API keys live in config files with mode 0600, OR an env var, OR a system keychain. Never in source.
When echoing config back to a UI / renderer, mask the key (********). Never round-trip the real key through IPC or HTTP responses.
Add the key file path to .gitignore.
When swapping keys, the in-memory client must be rebuilt.
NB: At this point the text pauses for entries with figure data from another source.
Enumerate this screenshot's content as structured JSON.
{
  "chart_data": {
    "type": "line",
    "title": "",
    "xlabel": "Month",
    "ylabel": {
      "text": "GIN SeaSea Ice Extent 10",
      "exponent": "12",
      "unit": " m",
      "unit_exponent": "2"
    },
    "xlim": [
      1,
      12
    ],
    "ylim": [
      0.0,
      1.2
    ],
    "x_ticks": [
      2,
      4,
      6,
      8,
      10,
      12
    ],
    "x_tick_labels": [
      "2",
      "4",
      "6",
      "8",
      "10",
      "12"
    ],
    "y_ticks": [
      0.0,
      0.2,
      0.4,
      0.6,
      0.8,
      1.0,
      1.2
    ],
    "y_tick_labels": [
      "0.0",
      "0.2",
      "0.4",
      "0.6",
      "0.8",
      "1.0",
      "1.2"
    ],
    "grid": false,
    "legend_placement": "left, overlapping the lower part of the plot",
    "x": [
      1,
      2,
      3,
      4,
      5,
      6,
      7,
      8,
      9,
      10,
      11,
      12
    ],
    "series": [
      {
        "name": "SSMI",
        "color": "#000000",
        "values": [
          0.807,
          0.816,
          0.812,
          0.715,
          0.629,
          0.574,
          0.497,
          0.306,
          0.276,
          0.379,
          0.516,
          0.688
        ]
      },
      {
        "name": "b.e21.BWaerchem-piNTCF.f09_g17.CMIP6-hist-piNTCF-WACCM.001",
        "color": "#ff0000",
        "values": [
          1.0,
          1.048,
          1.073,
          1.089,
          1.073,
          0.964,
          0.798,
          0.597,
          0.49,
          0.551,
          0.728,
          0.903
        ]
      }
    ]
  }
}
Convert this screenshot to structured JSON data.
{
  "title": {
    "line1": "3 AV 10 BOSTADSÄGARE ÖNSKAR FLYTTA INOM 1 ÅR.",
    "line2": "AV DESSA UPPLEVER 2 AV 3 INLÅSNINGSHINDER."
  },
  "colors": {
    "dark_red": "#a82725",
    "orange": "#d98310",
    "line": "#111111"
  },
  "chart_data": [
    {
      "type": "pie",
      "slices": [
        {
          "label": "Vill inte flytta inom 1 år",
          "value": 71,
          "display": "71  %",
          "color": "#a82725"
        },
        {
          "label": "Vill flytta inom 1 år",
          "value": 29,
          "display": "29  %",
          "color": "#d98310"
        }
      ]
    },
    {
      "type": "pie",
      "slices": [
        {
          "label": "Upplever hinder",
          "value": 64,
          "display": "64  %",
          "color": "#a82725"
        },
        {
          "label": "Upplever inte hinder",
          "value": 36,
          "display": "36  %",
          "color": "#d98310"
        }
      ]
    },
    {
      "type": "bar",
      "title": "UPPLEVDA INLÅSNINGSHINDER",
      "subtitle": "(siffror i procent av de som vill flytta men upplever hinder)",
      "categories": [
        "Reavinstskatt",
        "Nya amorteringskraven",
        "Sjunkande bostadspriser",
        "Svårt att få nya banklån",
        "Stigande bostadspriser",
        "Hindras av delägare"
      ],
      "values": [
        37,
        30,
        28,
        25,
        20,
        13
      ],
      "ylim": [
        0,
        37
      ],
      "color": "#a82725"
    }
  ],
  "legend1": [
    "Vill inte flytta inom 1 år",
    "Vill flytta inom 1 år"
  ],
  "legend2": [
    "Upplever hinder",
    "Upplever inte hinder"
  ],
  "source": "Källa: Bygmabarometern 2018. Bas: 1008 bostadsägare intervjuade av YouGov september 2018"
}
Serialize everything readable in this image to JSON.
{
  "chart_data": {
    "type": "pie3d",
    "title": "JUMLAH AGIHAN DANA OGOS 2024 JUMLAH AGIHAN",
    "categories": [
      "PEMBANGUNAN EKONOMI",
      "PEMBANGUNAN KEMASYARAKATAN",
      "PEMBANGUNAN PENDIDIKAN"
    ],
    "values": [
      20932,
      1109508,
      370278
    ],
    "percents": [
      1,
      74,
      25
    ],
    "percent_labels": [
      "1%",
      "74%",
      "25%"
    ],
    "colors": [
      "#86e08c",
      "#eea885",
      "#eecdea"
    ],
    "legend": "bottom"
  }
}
Stale clients with old keys cause confusing 401s.

Activity log

Every outbound call logged with timestamp, destination, cost, result class (ok / 4xx / 5xx / timeout).
Log written somewhere durable (file, structured logger, telemetry). Console-only doesn't survive a restart.
Don't log full payloads by default — too easy to leak secrets. Hashes / sizes only unless dry-run is on.

Opt-in / off-by-default for new projects

First-run default: outbound integration disabled. User must explicitly enable in settings.
If a key is found in env, prompt the user before using it for the first time.
Document the cost ballpark in the UI hint where the user enables the feature.

Heuristic / offline fallback

If the API is unavailable (no key, network down, breaker tripped), the project must still function.
Implement a regex / rule-based fallback that handles the obvious cases for free.
Surface which path the result came from in the UI ([haiku] vs [heuristic]).

Observability

Cost/call counters surfaced in the app UI, not just logs.
State of the breaker visible.
Last error visible (truncated, no secrets).
At minimum: today's spend, today's call count, breaker state.

Don't auto-retry side-effecting calls

Read calls (classify, search, fetch) are safe to retry.
Write calls (post a message, charge a card, send an email) are NOT safe to blind-retry. Add idempotency keys or explicit user confirmation.
The SDK's auto-retry counts as "blind" for write calls. Disable it on writes if the API doesn't support idempotency keys.

Concurrency

Cap parallel calls. A polling loop firing across 10 workspaces should not issue 10 concurrent calls — sequence them or limit fan-out.
If you have a polling-style loop, the inner work must be idempotent (see Idempotency above) so a slow call doesn't pile up duplicates.

Working example: COMSAT Haiku supervisor

The reference implementation in COMSAT hits all of the above:

Tier promoted from 0 → 1 in the project's CLAUDE.md when the supervisor was added.
mtime-equality check skips duplicate classification of the same assistant turn.
In-flight Set<workspaceId> prevents overlapping calls per session.
maxCallsPerHour (default 200) and dailyUsdCeiling (default $1.00), configurable.
Token-cost accounting with hard-coded Haiku 4.5 pricing constants.
Circuit breaker after 5 consecutive failures, 5-minute pause.
Truncates payloads to 4,000 chars.
API key masked in IPC responses (********).
Logs [supervisor] prefix; dry-run uses [supervisor:dry-run].
Heuristic fallback when key absent or breaker open.
Run stats exposed to renderer for visibility.

Use it as the template the next time you add an outbound integration. Copy the structure, swap the model and the classification logic, keep the safeguards.

How to use this file

When starting any task that adds an outbound dependency:

Read this file end to end.
Walk every checkbox. If you can't honor one, decide explicitly whether to skip or add it later — and document the decision.
Apply the same structure as the COMSAT supervisor (rate buckets, circuit breaker, cost accounting).
Update the destination project's CLAUDE.md with the tier change.
Reference this file in the project's commit message or PR description.

If a future Claude session adds an outbound call without going through this list, that's a regression — push back and route through this file.